Why would anyone want to take chlorella? - Chlorella is a nutrition powerhouse providing nutrients, including high levels of vegetable protein, fiber, vitamins, minerals, and chlorophyll. Chlorella is one of the most concentrated sources of beta carotene, calcium, magnesium, and zinc available. The chlorophyll content is important as a nutrient. Additionally, chlorophyll bears a molecular structure identical to that of human blood, with the exception of one atom. Red blood cells have an iron molecule whereas chlorophyll has a magnesium molecule.
How does chlorella compare nutritionally to other blue-green algae, especially spirulina? - They are virtually identical. The two largest differences are fiber content (chlorella contains more fiber than spirulina due to its hard cell wall) and price. Chlorella is generally less expensive than other blue-green algae.

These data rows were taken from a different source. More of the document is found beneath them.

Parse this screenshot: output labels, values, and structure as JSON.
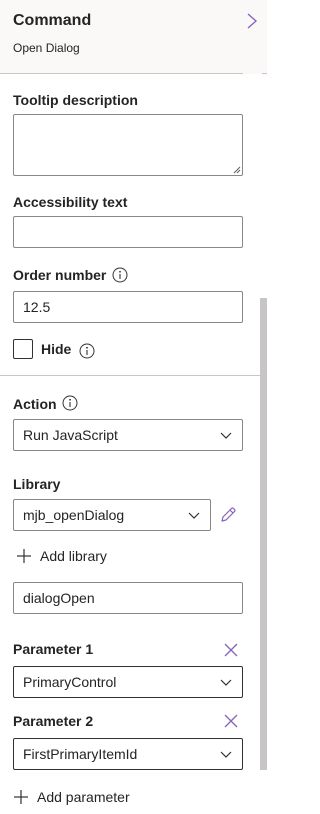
{
  "header": {
    "title": "Command",
    "subtitle": "Open Dialog"
  },
  "tooltip": {
    "label": "Tooltip description",
    "value": ""
  },
  "accessibility": {
    "label": "Accessibility text",
    "value": ""
  },
  "order": {
    "label": "Order number",
    "value": "12.5"
  },
  "hide": {
    "label": "Hide",
    "checked": false
  },
  "action": {
    "label": "Action",
    "selected": "Run JavaScript"
  },
  "library": {
    "label": "Library",
    "selected": "mjb_openDialog",
    "add_label": "Add library"
  },
  "function_name": {
    "value": "dialogOpen"
  },
  "parameter1": {
    "label": "Parameter 1",
    "selected": "PrimaryControl"
  },
  "parameter2": {
    "label": "Parameter 2",
    "selected": "FirstPrimaryItemId"
  },
  "add_parameter": {
    "label": "Add parameter"
  },
  "colors": {
    "accent": "#8764b8",
    "border": "#8a8886",
    "header_bg": "#faf9f8"
  }
}
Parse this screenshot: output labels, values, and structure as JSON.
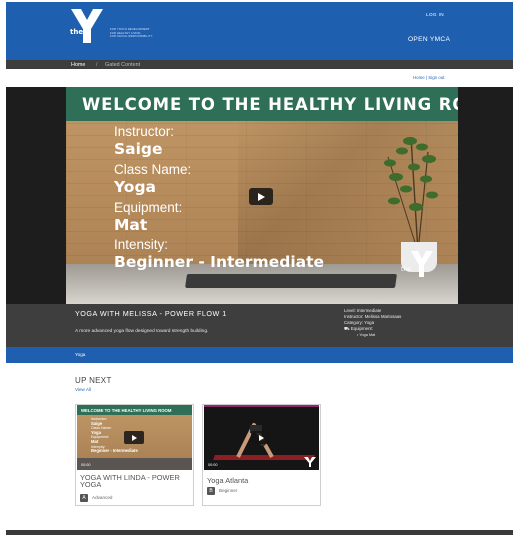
{
  "header": {
    "logo_prefix": "the",
    "tagline": [
      "FOR YOUTH DEVELOPMENT",
      "FOR HEALTHY LIVING",
      "FOR SOCIAL RESPONSIBILITY"
    ],
    "login_label": "LOG IN",
    "open_ymca_label": "OPEN YMCA",
    "brand_color": "#1f5fb0"
  },
  "breadcrumb": {
    "home": "Home",
    "separator": "/",
    "current": "Gated Content"
  },
  "user_links": "Home | Sign out",
  "video": {
    "banner": "WELCOME TO THE HEALTHY LIVING ROOM",
    "fields": [
      {
        "label": "Instructor:",
        "value": "Saige"
      },
      {
        "label": "Class Name:",
        "value": "Yoga"
      },
      {
        "label": "Equipment:",
        "value": "Mat"
      },
      {
        "label": "Intensity:",
        "value": "Beginner - Intermediate"
      }
    ],
    "watermark_text": "the",
    "play_icon": "play-icon"
  },
  "details": {
    "title": "YOGA WITH MELISSA - POWER FLOW 1",
    "description": "A more advanced yoga flow designed toward strength building.",
    "level": "Level: Intermediate",
    "instructor": "Instructor: Melissa Martosaas",
    "category": "Category: Yoga",
    "equipment_label": "Equipment:",
    "equipment_item": "• Yoga Mat"
  },
  "tag": "Yoga",
  "up_next": {
    "heading": "UP NEXT",
    "view_all": "View All",
    "cards": [
      {
        "title": "YOGA WITH LINDA - POWER YOGA",
        "level": "Advanced",
        "badge": "A",
        "thumb_banner": "WELCOME TO THE HEALTHY LIVING ROOM",
        "thumb_fields": [
          "Instructor:",
          "Saige",
          "Class Name:",
          "Yoga",
          "Equipment:",
          "Mat",
          "Intensity:",
          "Beginner - Intermediate"
        ],
        "timestamp": "00:00"
      },
      {
        "title": "Yoga Atlanta",
        "level": "Beginner",
        "badge": "B",
        "timestamp": "00:00"
      }
    ]
  }
}
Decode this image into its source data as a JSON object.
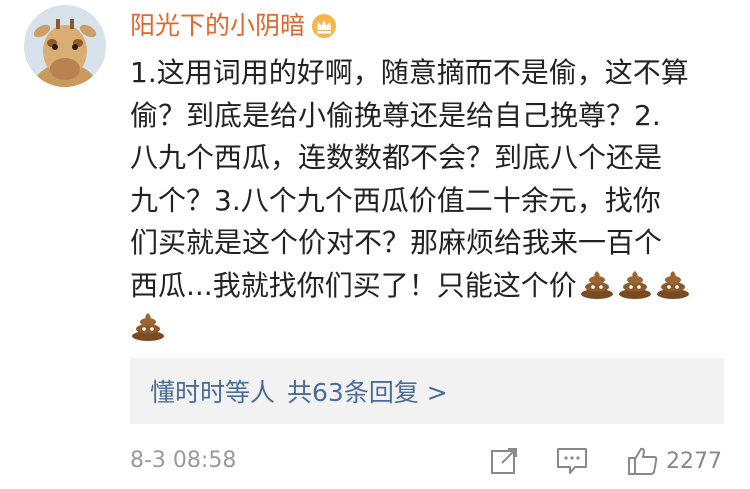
{
  "comment": {
    "username": "阳光下的小阴暗",
    "badge_icon": "vip-crown-icon",
    "lines": [
      "1.这用词用的好啊，随意摘而不是偷，这不算",
      "偷？到底是给小偷挽尊还是给自己挽尊？2.",
      "八九个西瓜，连数数都不会？到底八个还是",
      "九个？3.八个九个西瓜价值二十余元，找你",
      "们买就是这个价对不？那麻烦给我来一百个",
      "西瓜...我就找你们买了！只能这个价"
    ],
    "emoji": "pile-of-poo-icon",
    "timestamp": "8-3 08:58"
  },
  "replies": {
    "preview_user": "懂时时等人",
    "count_label": "共63条回复 >"
  },
  "actions": {
    "repost_icon": "share-icon",
    "comment_icon": "comment-icon",
    "like_icon": "thumbs-up-icon",
    "like_count": "2277"
  },
  "colors": {
    "username": "#e3672d",
    "link": "#4a6c9b",
    "reply_bg": "#f2f2f2",
    "meta": "#9a9a9a"
  }
}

How is NutriBiotic Chlorella grown? - Chlorella is farmed. It is cultivated in enormous outdoor tanks filled with pure water and nutrients. The water is then inoculated with chlorella which multiplies rapidly in the warm sun. When the chlorella is harvested, it is drained of water and then put through a patented low-temperature drying process. This process is gentle enough to preserve the nutritional value of the food and still crack the hard cellulose wall which surrounds each cell. This cracking of the wall enables us to uptake and utilize the nutrients inside.